2.4.3 Integration with the DMAIC Process
Two options for integration with the DMAIC Six Sigma process are discussed briefly below: (1) the integration of a data mining work process and (2) the integration of the proposed data mining in a forecasting work process.
Data mining within DMAIC
The key blocks of a data mining process within the Six Sigma framework (defined in Kalos and Rey 2005) are shown in Figure 2.5.
The purpose of the first key block, Strategic Intent, is to ensure the relevance of the proposed data mining project with the strategic business goals, enterprise-wide initiatives, and management improvement plans. Another objective of this block is to identify the business success criteria, including various measurements (customer, process, and financial measurements).

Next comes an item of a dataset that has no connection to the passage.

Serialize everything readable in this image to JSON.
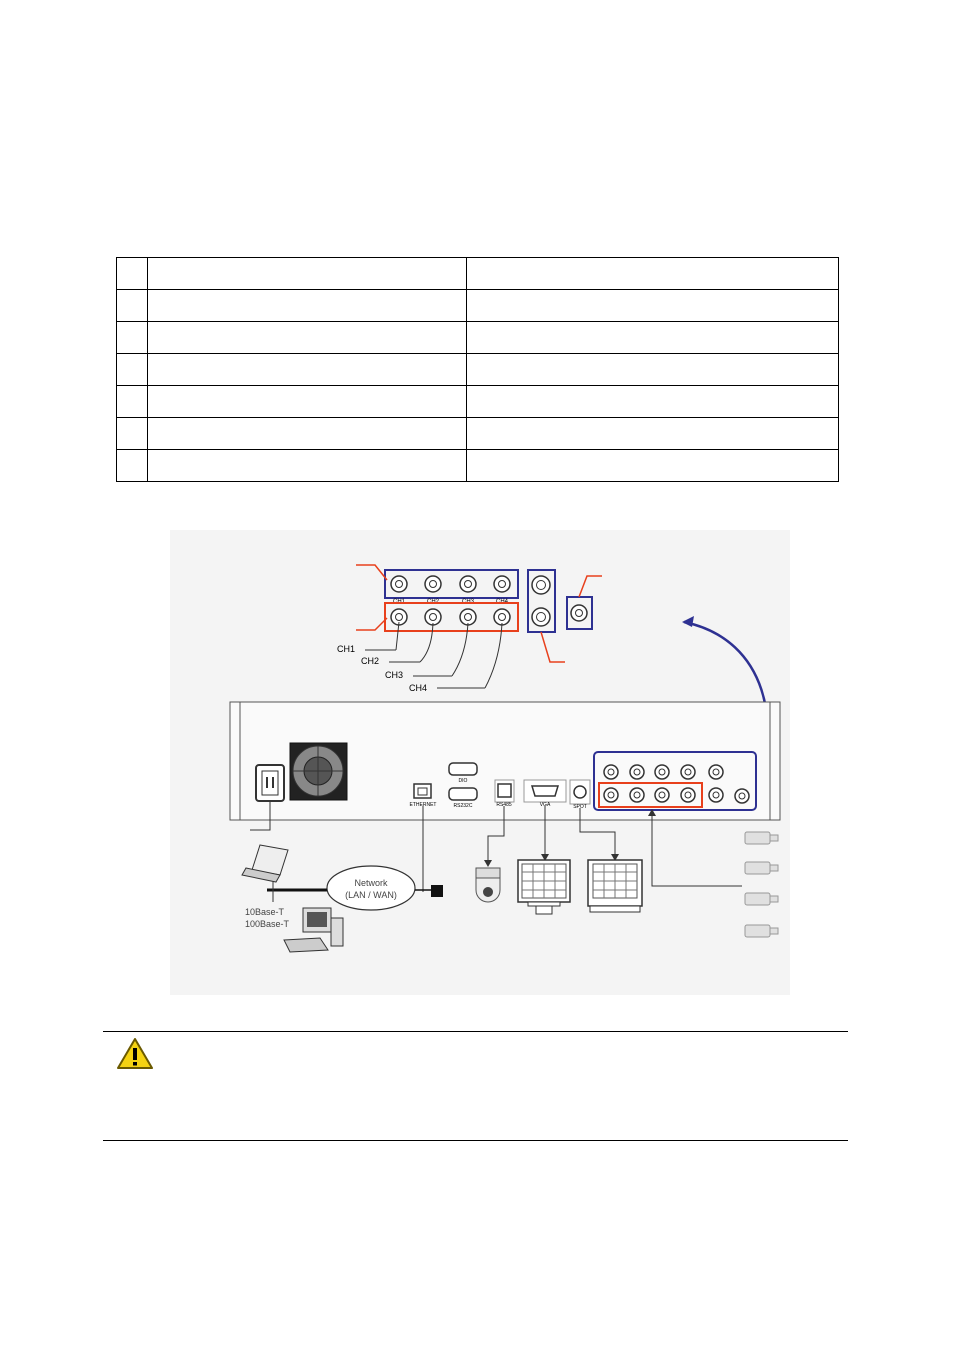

The second key block, System & Data Identification, has objectives similar to those of the system structure and data identification substep in the Project Definition block. The third key block, Data Preprocessing, includes activities such as preliminary data analysis, variable selection, data transformation, and documenting the results. The fourth block, Opportunity Discovery, combines data analysis strategy development, exploratory data analysis, and model development and performance assessment. The last, fifth block of the data mining process within Six Sigma, Opportunity Deployment, is characterized by three main activities: (1) immediately using the developed models for business decisions, (2) integrating the developed models in other projects, and (3) triggering other projects based on the discovered opportunities and generating of preliminary Six Sigma project charters.